Friday, January 12, 2024

Temeraire

Image credit: Kobo Inc.
As I’ve mentioned in previous posts, one of my greatest joys in life is finding new favourites. New favourite writers, new favourite stories, and -for me particularly- new favourite series. We know I love fantasy and children’s/young adult novels specifically, and I am so happy right now because I have just closed the cover of the first book in a series, the entirety of which is absolutely going to take up residence on my library shelves. Yes, I have a new favourite series! What’s wonderful about the whole discovery is that it really is transporting me back to being a young reader in primary school and getting really enveloped in the world that promises to while away many glorious hours because there are many more adventures to come. This new love in my life is the Temeraire series by Naomi Novik.

The first book in the series, Temeraire, follows naval Captain Will Laurence; an upstanding gentleman with a beautiful fiancé, society’s admiration, and a bright future. Britain is at war and it is not going well. With Napoleon’s forces massing and playing a strategic game, it seems that all Britain can do is wait for invasion. After a skirmish with a French frigate, Laurence and his crew find themselves in possession of rare and valuable cargo: an unhatched dragon egg. Being intelligent and tactile creatures, properly trained and harnessed dragons are a great asset to the war effort, delivering fearsome attacks from the skies. But dragons are also particular about their handlers and when the egg hatches at sea, it’s with a heavy heart that Laurence must plan his retirement from the navy and entrance into the Aviator Corps, as the hatchling imprints on him. While the loss of his social standing and esteem is horrifying, Laurence soon develops a bond with his dragonet, Temeraire; a bond that takes some of the sting out of his situation, as the two of them must face a rushed training in aerial combat, social ostracization from their fellow aviators, and an impending invasion.

Upon closing the cover of this book, I promptly got online and ordered the next. That is how excited and in love I am. Dragons are my favourite mythic fantasy creature. They were also my grandmother’s, who sadly passed away one year ago. I couldn’t help but think many times during reading Temeraire that she would have also loved this book.

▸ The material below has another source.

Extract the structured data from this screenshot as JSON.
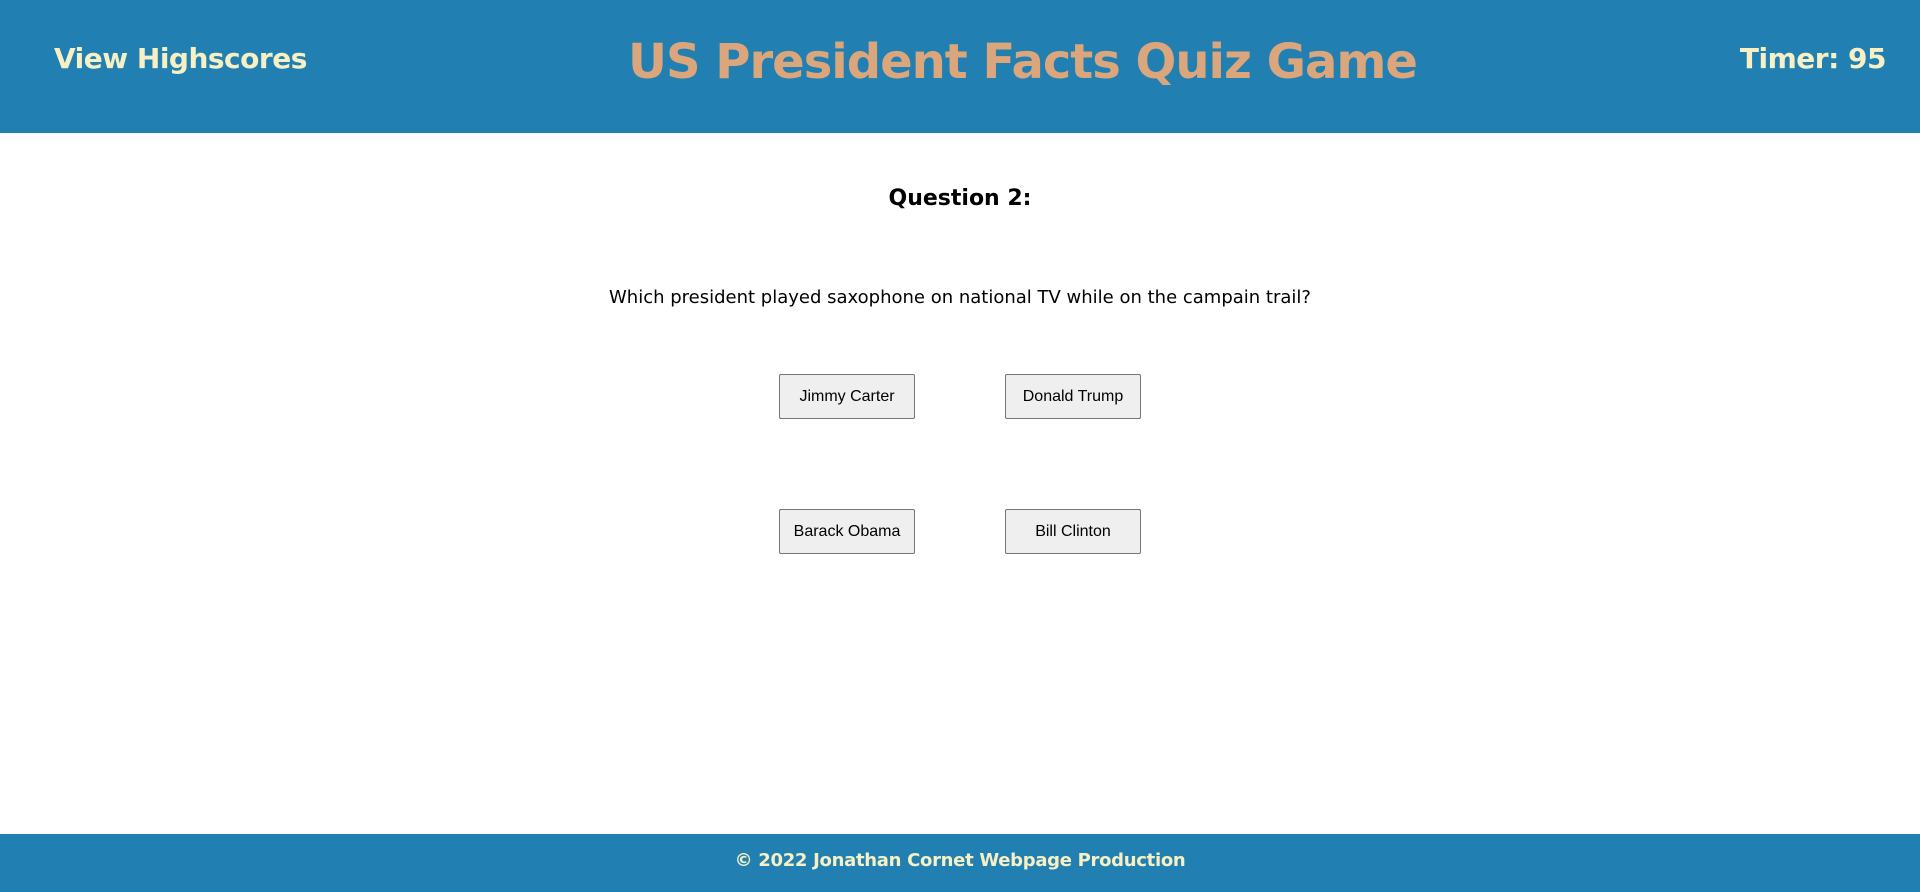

It’s very much an introductory book in that we get to meet these characters and get to know them and there isn’t all that much happening in terms of external action or narrative. The basic plotline is a man and a dragon becoming friends and getting a job together. What captivated me was that it felt like I was reading a children’s book, but made mature by the military backdrop and the fact that there aren’t many children. In a way it reminded me a lot of Tamora Pierce’s Song of the Lioness series; Laurence’s story is similar to Alanna’s in that they are both outsiders that enter into a training camp and have to work hard to earn even a modicum of respect from their peers. The only difference is that Laurence has to recalibrate his entire way of thinking and social behaviours, which have been shaped by his strict naval training since he was 12 years old, whereas Alanna merely had to hide the fact that she was female. The drama of this book is entirely in the social interactions of the characters, like a Jane Austen novel, with Laurence going from a gentleman’s world of respect and a strict code to that of a lad’s with casual attitudes and women in combat.

Image credit: NPR

It’s very much a book that focuses on establishing compelling and loveable characters, getting the reader on their side as well as providing an understanding of the way the world works. Laurence is very much a classic British gentleman and Temeraire is a gorgeous combination of highly intelligent and childishly curious. Scenes where the two are reading together in the evenings are not only delightful, but right out of my grandmother’s own dragon story, which we started writing together and I intend to publish one day.

My love of this book may be a bit more sentimental, adding to the reading experience, but I would still absolutely recommend this if you’re looking for a new series to while away a quiet afternoon. Temeraire has got loveable characters, exciting action, social entanglements, and delightful smatterings of comedy and heartwarming moments. I cannot wait to get my hands on the next one.

Author: Naomi Novik, 2006

Published: First published in Great Britain by HarperCollinsPublishers, 2006. Pictured edition published by HarperVoyager, London, 2007

Temeraire is the first book in Naomi Novik’s Temeraire series.